Laurent Gbagbo a rencontré le président ivoirien Alassane Ouattara. Les deux ennemis jurés ont mis en scène une réconciliation indispensable mais si difficile à croire.
La Côte d'ivoire a assisté hier à la réconciliation de deux anciens présidents. L'actuel, Alassane Ouattara, 79 ans et son prédécesseur Laurent Gbagbo, 76 ans. Le premier appelant le second son « petit frère » et le second faisant savoir qu'il venait « dans un esprit d'ouverture, de dialogue et de réconciliation ».
C'était beau comme une citation de Lao Tzu : « même le plus long des voyages commence par un premier pas ». Celui-là aura attendu une décennie : les deux hommes ne se sont plus vu depuis novembre 2010 et un débat télévisé d'avant présidentielle.
L'après présidentielle, c'est une guerre civile épouvantable et qui a conduit Laurent Gbagbo devant la Cour pénale internationale de La Haye, accusé de crimes contre l'Humanité. Il a été acquitté en mars et il est de retour au pays depuis juin.
Un retour au pays organisé par Alassane Ouattara
Pour le coup, l'expression « faire contre mauvaise fortune, bon coeur » convient à merveille. Alassane Ouattara rêvait probablement d'un long séjour carcéral en Europe pour son prédécesseur.

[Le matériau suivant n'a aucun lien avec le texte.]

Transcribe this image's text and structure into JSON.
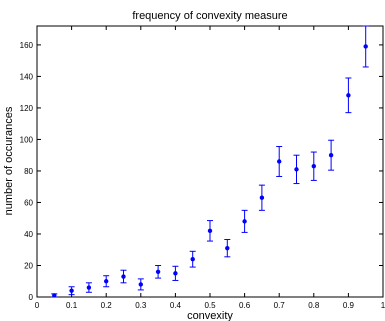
{
  "chart_data": {
    "type": "scatter",
    "title": "frequency of convexity measure",
    "xlabel": "convexity",
    "ylabel": "number of occurances",
    "xlim": [
      0,
      1
    ],
    "ylim": [
      0,
      172
    ],
    "x_ticks": [
      "0",
      "0.1",
      "0.2",
      "0.3",
      "0.4",
      "0.5",
      "0.6",
      "0.7",
      "0.8",
      "0.9",
      "1"
    ],
    "y_ticks": [
      "0",
      "20",
      "40",
      "60",
      "80",
      "100",
      "120",
      "140",
      "160"
    ],
    "grid": false,
    "legend": "none",
    "series": [
      {
        "color": "#0000ff",
        "marker": "dot-with-errorbars",
        "x": [
          0.05,
          0.1,
          0.15,
          0.2,
          0.25,
          0.3,
          0.35,
          0.4,
          0.45,
          0.5,
          0.55,
          0.6,
          0.65,
          0.7,
          0.75,
          0.8,
          0.85,
          0.9,
          0.95
        ],
        "y": [
          1,
          4,
          6,
          10,
          13,
          8,
          16,
          15,
          24,
          42,
          31,
          48,
          63,
          86,
          81,
          83,
          90,
          128,
          159
        ],
        "err": [
          1,
          2.5,
          3,
          3.5,
          4,
          3.5,
          4,
          4.5,
          5,
          6.5,
          5.5,
          7,
          8,
          9.5,
          9,
          9,
          9.5,
          11,
          13
        ]
      }
    ]
  }
}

La Cour de La Haye en a décidé autrement :
Dans le cas qui nous occupe, ça a voulu dire fournir des passeports à Laurent Gbagbo, lui indiquer le jour de son retour au pays, éloigner ses partisans trop enthousiastes et enfin, organiser une rencontre de réconciliation : c'est ce qu'il s'est passé hier.
Et comme on n'est jamais trop prudent, Alassane Ouattara conserve deux moyens de tenir à distance son adversaire : une peine de 20 ans de prison prononcée par contumace contre Gbagbo et l'épée de Damoclès d'un énième amendement à la constitution...
Un amendement qui fixerait un âge maximum pour exercer la magistrature suprême : 75 ans. Ça permet d'éliminer de la course Laurent Gbabgo, qui donc à 76 ans, mais aussi le 3e homme de ce triumvirat qui épuise la politique ivoirienne depuis 30 ans : Henri Conan Bedié, 87 ans !
Leur haine recuite, leurs alliances de circonstances, leurs prises du pouvoir plus ou moins légitimées par des putschs, des élections douteuses, des modifications à façon de la constitution, a hystérisé leurs partisans et le débat politique des décennies durant.
Le pire étant l'invention du concept d' « ivoirité » par Henri Conan Débié dans les années 90 et repris par Gbagbo : une sorte de préférence nationale qui avait pour unique vertu d'écarter un Alassane Ouatara réputé plus Burkinabé qu'Ivoirien : 3000 morts à la clé !
Un triumvirat infernal et qui s'épient dans l'espoir que l'un d'entre eux trébuche
Même Alassane Ouattara, qui avait été la victime des deux autres, a fini par céder à la politicaillerie la plus déshonorante en se représentant pour un 3e mandat en 2020, contre toutes ses promesses et la constitution du pays, une nouvelle fois modifiée.
Sont-ils irréconciliables ? Je vous répondrais que ce n'est même plus la question : ils s'épient, se jaugent, rêvent de prendre leur revanche et ce, quand les trois-quarts des ivoiriens n'étaient même pas nés quand leur rivalité était déjà assez mûre pour nuire.